The senator's aides say that alongside her work with the White House, Snowe remains committed to the "Gang of Six" -- a group of three Democrats and three Republicans senators who came together to achieve a bipartisan solution.
"Senator Snowe is committed to finding a bipartisan solution that will increase access to high-quality, affordable health care. Conversations are taking place on her safety-net fallback option as they have throughout the debate this year, as well as other approaches to make certain people have access to affordable options," said Snowe's spokesperson, Julia Wanzco.
"The Senator has had an open line of communication with the White House over the course of the past few months, and looks forward to participating in tomorrow's tele-conference call with the Gang of Six -- as the Senator's foremost goal remains to achieve bipartisan consensus among the six members of the group on a path forward for meaningful health care reform."
While Snowe may be committed to bipartisanship, two GOP members of that group have turned their rhetoric around, creating tensions with the White House. Sen. Mike Enzi, R-Wyo., said last weekend the Democrats' plan would cut choices for Americans and "make our nation's finances sicker without saving you money." Sen. Charles Grassley, R-Iowa, has upped his criticism against the proposed public option plan.
Snowe is likely to gain the support of some other moderate Republicans, such as her colleague from Maine, Sen. Susan Collins. But it looks unlikely that the longtime senator will be able to rally other fellow Republicans on bipartisan consensus if the momentum against public option continues to build.
Most Republicans haven't received any incentives from Democrats and the White House to work towards a bipartisan solution, said Tom Davis, president and chief executive of the Republican Main Street Partnership, a group representing centrist GOP lawmakers. With the midterm election approaching, "for a Republican to do this, they are chopping off an arm and a leg," the former congressman said.

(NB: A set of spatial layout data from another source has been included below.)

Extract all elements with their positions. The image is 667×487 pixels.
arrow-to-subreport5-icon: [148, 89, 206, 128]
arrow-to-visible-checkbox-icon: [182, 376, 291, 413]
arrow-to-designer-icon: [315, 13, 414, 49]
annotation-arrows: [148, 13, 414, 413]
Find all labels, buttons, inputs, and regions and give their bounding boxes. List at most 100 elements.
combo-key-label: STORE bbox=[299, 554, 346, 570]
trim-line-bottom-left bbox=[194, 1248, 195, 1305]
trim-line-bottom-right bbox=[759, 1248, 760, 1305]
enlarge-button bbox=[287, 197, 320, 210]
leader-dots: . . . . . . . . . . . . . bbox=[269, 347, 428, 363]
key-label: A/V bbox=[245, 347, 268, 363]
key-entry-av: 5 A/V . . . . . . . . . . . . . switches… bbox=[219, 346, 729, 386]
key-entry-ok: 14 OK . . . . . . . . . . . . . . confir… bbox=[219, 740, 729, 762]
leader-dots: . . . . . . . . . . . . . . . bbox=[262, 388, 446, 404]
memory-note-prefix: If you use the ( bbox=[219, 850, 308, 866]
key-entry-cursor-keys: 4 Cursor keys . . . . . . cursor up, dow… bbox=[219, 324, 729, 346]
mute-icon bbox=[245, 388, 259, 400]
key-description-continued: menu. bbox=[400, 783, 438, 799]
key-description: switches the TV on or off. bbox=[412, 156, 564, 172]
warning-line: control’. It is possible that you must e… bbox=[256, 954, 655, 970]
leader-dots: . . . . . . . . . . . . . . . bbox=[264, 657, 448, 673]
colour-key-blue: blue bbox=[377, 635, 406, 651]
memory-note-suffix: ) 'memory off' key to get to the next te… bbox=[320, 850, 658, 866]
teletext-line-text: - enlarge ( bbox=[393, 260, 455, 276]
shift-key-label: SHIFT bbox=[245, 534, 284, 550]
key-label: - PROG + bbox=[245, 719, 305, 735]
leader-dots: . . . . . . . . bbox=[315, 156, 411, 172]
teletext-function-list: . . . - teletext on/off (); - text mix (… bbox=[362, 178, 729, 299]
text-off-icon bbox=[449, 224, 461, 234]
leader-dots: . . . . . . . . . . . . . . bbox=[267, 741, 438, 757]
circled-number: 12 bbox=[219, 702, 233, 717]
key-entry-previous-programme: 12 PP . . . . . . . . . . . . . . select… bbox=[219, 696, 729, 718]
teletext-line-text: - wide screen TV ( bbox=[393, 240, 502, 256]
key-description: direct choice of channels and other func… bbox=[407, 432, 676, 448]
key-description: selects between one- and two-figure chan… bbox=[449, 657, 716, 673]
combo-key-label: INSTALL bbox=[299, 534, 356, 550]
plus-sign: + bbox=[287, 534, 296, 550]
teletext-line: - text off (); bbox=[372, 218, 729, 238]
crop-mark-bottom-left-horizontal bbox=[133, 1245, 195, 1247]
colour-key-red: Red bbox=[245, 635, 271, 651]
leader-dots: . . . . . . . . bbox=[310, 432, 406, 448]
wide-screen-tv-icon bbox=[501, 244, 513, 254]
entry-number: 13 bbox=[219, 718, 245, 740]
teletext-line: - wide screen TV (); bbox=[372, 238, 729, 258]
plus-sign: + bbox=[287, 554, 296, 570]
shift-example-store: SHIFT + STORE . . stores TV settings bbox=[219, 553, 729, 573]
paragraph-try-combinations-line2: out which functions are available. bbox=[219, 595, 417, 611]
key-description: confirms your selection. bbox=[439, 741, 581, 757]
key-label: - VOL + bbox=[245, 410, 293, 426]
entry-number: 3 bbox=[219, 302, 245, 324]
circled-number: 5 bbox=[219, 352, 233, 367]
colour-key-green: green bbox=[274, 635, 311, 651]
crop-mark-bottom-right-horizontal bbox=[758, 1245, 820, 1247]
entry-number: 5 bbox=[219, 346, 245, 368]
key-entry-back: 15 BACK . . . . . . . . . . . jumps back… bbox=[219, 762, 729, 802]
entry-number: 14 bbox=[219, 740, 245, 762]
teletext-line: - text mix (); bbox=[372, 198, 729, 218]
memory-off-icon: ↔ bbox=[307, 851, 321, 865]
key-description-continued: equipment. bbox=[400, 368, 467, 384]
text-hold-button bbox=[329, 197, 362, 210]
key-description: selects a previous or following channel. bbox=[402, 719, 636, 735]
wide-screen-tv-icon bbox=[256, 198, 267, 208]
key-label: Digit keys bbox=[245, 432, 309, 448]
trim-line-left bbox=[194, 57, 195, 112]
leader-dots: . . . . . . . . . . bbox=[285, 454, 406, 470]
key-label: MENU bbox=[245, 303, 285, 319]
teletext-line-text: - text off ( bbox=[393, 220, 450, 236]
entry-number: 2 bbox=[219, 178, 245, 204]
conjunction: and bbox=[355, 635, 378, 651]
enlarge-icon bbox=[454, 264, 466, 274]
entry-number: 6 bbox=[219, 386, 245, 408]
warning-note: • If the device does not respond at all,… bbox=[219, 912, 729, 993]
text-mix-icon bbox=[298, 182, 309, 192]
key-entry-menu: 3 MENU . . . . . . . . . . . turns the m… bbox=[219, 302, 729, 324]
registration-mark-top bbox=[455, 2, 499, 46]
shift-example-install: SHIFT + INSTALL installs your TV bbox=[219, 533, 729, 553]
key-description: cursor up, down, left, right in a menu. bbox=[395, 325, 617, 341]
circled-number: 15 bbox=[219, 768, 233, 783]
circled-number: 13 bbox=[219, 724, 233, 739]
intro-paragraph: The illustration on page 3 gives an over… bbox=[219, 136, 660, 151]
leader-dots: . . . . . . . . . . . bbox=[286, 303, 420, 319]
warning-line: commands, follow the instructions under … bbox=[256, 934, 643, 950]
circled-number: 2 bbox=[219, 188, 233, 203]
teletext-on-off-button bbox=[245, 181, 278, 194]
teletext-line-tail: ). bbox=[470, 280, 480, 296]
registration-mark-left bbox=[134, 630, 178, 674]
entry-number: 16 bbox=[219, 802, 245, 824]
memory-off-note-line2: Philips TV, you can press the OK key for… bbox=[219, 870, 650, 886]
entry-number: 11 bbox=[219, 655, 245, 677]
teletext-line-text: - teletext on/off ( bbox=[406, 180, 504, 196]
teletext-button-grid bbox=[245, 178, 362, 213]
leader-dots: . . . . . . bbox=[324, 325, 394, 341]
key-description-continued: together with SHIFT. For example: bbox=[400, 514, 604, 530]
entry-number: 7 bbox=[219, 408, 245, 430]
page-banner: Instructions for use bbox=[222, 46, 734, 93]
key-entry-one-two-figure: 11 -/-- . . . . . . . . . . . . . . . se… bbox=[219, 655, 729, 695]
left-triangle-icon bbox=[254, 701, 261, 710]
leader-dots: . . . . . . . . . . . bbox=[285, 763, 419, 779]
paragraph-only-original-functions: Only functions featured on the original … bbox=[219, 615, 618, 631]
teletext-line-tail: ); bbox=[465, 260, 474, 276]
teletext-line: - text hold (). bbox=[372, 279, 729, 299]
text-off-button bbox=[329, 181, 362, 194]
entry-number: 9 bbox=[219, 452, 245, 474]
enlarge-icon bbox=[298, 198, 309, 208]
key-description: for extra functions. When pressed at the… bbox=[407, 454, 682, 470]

Unlike many of their colleagues, Snowe and Collins hail from a state that's largely Democratic, and they do not face the same pressure from the Republican base as many of their colleagues, which Davis said could play a part in the decision-making process.
"It becomes very difficult for Republicans to meet him [Obama] halfway," Davis said. "The reality is the Republican base at this point is really down on this bill. ... It's a very tough sell."
Her close work with the White House could make Snowe, a respected voice in the Senate, subject of backlash as the debate heats up further.
"I think there will certainly be some backlash from national conservative commentators and we've seen that already at the national level," Brewer said.
In the absence of Sen. Ted Kennedy, who died last week after a battle with cancer, and potentially Sen. Robert Byrd, who has been too sick to attend committee proceedings, Snowe's vote will be important. Democrats will need a Republican senator to get 60 votes if Byrd is missing for a final vote and the Massachusetts' senator seat is not filled by a Democrat.
Snowe's aides say the senator is still hopeful that discussions will continue to try and achieve bipartisan consensus. The senator has said she agrees with the president that reform should happen this year, but as Congress members return from recess next week and as criticisms from both sides grows, lawmakers could be in for a long battle ahead.
ABC News' Z. Byron Wolf, Sunlen Miller and Rick Klein contributed to this report.